A course platform’s dashboard tracks completion percentage, not competence. Neither is a proxy for whether you’ll pass a timed OA.

Track this instead, in a simple spreadsheet:

  • Problems attempted per week (by topic and difficulty)
  • Mock test scores (raw score, topic breakdown)
  • Topics attempted vs. topics reviewed with wrong-answer analysis
  • Weak-topic list: any topic where <60% of problems were solved correctly on first attempt

A weekly 15-minute review of those four metrics is more actionable than any platform’s progress bar. Update it after every study session, review it at the start of every week.


Once the placement-prep baseline is solid (DSA, CS fundamentals, a coding language), the next differentiator at product companies is a real project, not another certificate. The 60/30/10 discipline you built for placements transfers directly to building with APIs: read the docs, code the integration, test it on real inputs. TinkerLLM (₹299) is a self-paced playground for shipping your first LLM project alongside your placement prep.

Primary sources

Frequently asked questions

How many hours a day should I spend on technical placement prep?

Two to three hours on weekdays is enough if the time is split across the 60/30/10 ratio — learning, problem-solving, and mock tests.

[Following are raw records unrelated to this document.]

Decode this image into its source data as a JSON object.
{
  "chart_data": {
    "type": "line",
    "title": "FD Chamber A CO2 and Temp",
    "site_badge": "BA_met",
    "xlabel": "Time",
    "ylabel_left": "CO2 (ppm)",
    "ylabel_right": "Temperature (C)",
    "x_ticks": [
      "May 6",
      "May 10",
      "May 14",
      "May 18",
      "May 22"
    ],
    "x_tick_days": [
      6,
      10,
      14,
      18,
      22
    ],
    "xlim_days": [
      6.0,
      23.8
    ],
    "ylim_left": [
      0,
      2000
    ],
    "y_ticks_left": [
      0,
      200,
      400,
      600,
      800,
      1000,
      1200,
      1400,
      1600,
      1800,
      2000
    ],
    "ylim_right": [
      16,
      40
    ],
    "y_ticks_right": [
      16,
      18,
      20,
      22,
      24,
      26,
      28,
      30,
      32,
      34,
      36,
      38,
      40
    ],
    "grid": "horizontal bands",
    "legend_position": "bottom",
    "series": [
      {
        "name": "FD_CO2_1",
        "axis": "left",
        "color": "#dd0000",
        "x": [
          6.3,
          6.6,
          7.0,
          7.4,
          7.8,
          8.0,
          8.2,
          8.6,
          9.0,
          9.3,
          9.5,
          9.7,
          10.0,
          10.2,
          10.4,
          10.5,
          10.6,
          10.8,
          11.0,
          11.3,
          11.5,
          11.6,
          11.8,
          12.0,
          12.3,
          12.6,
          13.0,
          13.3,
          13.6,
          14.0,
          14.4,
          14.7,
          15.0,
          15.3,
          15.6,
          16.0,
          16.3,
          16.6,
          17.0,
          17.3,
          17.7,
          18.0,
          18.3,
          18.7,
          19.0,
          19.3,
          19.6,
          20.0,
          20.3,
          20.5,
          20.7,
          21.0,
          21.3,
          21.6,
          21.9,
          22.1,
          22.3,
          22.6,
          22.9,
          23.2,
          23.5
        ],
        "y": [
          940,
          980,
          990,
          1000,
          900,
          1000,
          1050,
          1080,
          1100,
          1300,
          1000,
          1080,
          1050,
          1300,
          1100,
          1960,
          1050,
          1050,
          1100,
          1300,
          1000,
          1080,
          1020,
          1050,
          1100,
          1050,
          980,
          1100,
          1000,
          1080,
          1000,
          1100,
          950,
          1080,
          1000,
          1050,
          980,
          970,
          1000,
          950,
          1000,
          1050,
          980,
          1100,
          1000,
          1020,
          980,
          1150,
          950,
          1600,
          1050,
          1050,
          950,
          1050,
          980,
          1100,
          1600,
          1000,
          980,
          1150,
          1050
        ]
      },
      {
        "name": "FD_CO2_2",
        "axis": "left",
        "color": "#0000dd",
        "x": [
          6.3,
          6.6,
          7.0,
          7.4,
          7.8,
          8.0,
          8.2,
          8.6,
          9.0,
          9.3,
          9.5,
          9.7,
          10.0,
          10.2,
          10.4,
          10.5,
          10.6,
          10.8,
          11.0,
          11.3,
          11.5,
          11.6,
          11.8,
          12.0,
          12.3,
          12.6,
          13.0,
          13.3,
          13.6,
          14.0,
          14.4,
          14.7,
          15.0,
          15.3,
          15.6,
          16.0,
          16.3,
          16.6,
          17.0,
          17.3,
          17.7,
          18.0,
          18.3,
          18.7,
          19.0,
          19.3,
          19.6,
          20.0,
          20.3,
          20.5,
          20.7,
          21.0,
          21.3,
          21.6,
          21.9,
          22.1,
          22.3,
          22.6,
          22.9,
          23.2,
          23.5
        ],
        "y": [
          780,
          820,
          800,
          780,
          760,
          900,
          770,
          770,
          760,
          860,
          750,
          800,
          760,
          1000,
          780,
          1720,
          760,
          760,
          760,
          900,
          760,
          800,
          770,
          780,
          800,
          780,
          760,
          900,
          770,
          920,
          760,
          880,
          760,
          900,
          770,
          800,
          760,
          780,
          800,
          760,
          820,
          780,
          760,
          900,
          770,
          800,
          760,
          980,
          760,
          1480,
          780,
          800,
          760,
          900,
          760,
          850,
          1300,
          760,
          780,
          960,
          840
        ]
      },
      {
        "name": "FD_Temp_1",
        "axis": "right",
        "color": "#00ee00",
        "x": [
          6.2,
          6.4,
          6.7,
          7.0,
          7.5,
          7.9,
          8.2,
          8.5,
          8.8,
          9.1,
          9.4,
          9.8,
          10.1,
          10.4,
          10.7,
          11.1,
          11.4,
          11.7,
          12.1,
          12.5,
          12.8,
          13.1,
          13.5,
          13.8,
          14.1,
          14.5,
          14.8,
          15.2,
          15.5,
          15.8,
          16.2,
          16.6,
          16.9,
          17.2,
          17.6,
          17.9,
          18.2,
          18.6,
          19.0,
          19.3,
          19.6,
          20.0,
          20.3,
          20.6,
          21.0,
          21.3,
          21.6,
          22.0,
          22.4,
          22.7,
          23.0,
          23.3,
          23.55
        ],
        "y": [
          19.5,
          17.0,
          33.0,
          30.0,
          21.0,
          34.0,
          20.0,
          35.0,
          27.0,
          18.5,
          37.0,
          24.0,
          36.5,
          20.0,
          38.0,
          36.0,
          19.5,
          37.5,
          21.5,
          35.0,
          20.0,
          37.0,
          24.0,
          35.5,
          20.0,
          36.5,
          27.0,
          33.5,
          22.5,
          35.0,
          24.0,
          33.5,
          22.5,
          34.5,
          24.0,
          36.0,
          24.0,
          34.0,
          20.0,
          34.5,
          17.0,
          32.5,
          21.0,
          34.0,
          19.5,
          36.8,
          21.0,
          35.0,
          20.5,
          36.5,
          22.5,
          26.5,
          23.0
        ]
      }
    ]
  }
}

More hours without mock discipline produce diminishing returns.

Which programming language should I focus on for placement — C++, Java, or Python?

C++ and Java are the most accepted across service companies and product-company OAs. Python is accepted at most MNCs but check the specific company's OA platform before relying on it. Pick one, get fluent, and don't switch mid-prep.

Is GeeksforGeeks Practice enough for DSA preparation?

It covers all standard topics well. Pair it with the NeetCode roadmap for pattern-based problem grouping, and you have a complete DSA practice loop without any paid subscription.

How important is DBMS for ECE and EEE students?

Most large IT services firms (TCS, Infosys, Wipro, Cognizant) include at least 5 to 8 DBMS questions in their technical rounds regardless of branch. SQL queries and normalization basics are the highest-yield topics for non-CSE students.

When should I start mock tests in my prep cycle?

Start mock tests from week 3 or 4 — not after finishing all theory. Early mocks reveal gaps in topics you thought you understood, which is more valuable than a clean theory pass that discovers nothing.

Can I clear TCS, Infosys, and Wipro technical rounds with only self-study?

Yes. The technical rounds for tier-1 IT services firms test standard DSA, CS fundamentals, and one programming language — all of which free resources cover completely. No paid coaching is required.

What is the 60/30/10 prep ratio and how do I apply it weekly?

Spend 60% of your weekly prep hours on learning new concepts, 30% on solving problems on those concepts, and 10% on timed full-length mock tests. For a 10-hour week: 6h theory, 3h problem sets, 1h mock with review.